Celtic Connections: Tim Dalling
National Piping Centre - 20/01/24
For those who enjoyed the wonderful folk clown troupe, The New Rope String Band, Tim Dalling was a familiar figure in half-mast kilt and safari jacket. An accomplished theatre-maker as well as musician Dalling is also an eclectic song-writer as testified by his programme. Semi-accurately described as “the bastard love-child of Led Zeppelin and Ivor Cutler”, he took to the stage resplendent in garish checked trousers and his instrument of choice, the accordion.
Beginning with a bit of autobiography and a litany of his ancestors, he continued with a very Scottish take on Muddy Waters’ ‘Hoochie Coochie Man’, re-imagined as ‘Hoochter Teuchter Man’, with the accordion a surprisingly effective vehicle for the blues. Mixing humour and occasionally downright silliness with a light leavening of spirituality, Dalling created an idiosyncratic space for an exploration of serious themes such as gratitude and death, sometimes in his own words, sometimes in the words of others such as poets Louis MacNeice and Sean O’Brien.

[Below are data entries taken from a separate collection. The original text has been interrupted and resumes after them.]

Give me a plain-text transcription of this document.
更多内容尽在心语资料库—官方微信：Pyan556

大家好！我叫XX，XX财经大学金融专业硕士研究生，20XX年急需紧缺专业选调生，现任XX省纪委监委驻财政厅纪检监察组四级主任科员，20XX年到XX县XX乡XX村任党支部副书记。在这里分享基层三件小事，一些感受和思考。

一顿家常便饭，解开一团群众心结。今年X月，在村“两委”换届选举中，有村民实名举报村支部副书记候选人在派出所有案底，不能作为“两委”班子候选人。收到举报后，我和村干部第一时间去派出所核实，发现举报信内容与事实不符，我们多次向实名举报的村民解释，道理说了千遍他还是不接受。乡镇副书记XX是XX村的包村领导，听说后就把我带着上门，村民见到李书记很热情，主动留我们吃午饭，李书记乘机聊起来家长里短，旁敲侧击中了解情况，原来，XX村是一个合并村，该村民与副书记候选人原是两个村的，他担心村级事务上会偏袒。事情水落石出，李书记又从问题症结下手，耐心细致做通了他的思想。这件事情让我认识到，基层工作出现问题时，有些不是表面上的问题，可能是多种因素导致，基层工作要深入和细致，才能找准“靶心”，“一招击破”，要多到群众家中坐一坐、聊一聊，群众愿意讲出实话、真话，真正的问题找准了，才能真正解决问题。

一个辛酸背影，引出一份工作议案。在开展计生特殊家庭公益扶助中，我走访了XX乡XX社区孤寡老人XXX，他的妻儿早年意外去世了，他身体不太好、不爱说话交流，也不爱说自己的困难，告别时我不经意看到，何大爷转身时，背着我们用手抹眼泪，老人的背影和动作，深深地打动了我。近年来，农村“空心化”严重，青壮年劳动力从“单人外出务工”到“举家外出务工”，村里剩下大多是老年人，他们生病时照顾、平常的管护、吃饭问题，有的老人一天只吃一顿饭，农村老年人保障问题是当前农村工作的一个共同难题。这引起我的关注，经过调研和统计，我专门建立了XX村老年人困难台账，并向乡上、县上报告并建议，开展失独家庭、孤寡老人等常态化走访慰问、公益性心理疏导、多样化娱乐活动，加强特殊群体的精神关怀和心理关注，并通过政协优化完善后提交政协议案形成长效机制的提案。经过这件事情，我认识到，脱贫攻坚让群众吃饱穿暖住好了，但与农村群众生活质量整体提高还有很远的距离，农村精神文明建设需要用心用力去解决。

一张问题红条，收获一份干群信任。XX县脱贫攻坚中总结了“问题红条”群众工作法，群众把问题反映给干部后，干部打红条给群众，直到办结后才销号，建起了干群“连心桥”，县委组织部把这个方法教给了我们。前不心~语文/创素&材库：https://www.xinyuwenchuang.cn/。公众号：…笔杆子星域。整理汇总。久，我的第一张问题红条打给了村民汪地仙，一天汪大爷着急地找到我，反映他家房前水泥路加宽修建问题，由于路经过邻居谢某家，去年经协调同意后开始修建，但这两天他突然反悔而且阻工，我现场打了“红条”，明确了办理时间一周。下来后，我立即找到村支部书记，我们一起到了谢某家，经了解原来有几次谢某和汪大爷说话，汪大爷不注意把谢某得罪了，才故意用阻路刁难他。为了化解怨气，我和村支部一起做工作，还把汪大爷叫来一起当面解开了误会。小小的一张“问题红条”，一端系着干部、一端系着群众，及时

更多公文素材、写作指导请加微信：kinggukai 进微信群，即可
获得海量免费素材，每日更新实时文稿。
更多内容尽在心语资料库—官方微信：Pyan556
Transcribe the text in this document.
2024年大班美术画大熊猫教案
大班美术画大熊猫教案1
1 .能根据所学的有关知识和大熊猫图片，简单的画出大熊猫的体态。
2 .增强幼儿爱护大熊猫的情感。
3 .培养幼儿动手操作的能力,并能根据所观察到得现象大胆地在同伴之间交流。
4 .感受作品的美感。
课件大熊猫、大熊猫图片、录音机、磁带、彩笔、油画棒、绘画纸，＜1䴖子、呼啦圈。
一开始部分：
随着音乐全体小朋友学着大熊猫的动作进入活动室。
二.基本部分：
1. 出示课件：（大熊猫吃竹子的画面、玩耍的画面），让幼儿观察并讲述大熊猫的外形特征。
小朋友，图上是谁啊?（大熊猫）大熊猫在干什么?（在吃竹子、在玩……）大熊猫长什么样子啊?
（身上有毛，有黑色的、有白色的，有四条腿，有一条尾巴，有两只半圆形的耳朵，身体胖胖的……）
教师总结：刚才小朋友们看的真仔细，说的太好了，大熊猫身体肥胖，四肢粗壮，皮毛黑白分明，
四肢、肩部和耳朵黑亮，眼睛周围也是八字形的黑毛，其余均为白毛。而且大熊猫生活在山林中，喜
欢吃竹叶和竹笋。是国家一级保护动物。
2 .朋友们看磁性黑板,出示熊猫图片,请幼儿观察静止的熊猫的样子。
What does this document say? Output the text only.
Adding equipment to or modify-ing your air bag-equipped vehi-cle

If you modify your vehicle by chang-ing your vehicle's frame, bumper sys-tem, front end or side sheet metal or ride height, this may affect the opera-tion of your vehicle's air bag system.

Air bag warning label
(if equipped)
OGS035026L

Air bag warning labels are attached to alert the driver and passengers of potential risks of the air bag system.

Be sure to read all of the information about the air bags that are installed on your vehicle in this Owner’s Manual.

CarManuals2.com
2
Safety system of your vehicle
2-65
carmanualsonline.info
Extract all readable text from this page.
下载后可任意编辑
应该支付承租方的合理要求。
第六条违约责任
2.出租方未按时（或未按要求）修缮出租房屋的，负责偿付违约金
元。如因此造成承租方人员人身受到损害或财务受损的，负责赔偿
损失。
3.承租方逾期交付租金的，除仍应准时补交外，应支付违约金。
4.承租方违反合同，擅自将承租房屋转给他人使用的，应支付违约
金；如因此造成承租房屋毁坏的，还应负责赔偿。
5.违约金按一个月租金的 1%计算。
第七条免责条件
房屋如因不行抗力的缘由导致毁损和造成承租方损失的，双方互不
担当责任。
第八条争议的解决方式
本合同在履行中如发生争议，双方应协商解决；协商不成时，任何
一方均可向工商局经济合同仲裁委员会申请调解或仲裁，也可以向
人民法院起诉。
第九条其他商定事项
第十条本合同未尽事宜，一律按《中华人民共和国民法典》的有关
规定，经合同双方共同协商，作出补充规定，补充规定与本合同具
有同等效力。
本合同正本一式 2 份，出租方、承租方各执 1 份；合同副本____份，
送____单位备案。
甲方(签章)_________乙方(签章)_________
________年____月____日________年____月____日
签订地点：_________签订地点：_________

His setting of MacNeice’s ‘Meeting Point’ was particularly mesmerising. Another poet to feature was the previously mentioned Ivor Cutler to whom Dalling bears a certain resemblance.
What he described as ‘the dystopian present’ is a recurrent theme, advancing the idea that, just as the transition from Weimar to the Third Reich was marked by cabaret, Music Hall might be appropriate for our current circumstances. In the guise of Music Hall character ‘Uncle Timmy’, Dalling had us singing along to a bleak - but upbeat – number about the one-way trajectory of human life.
This was that rare thing at Celtic Connections, a sparsely attended concert, but what it lacked in numbers it made up for in warmth, invention and wit. Support act Paul Tasker, a skeely guitarist, got the evening off to an enjoyable start with his own instrumentals drawing on the solo-guitar tradition of the likes of Leo Kottke, Bert Jansch, and Mike Chapman, with a set that showed an ear for a melody as well as an extended harmonic palette.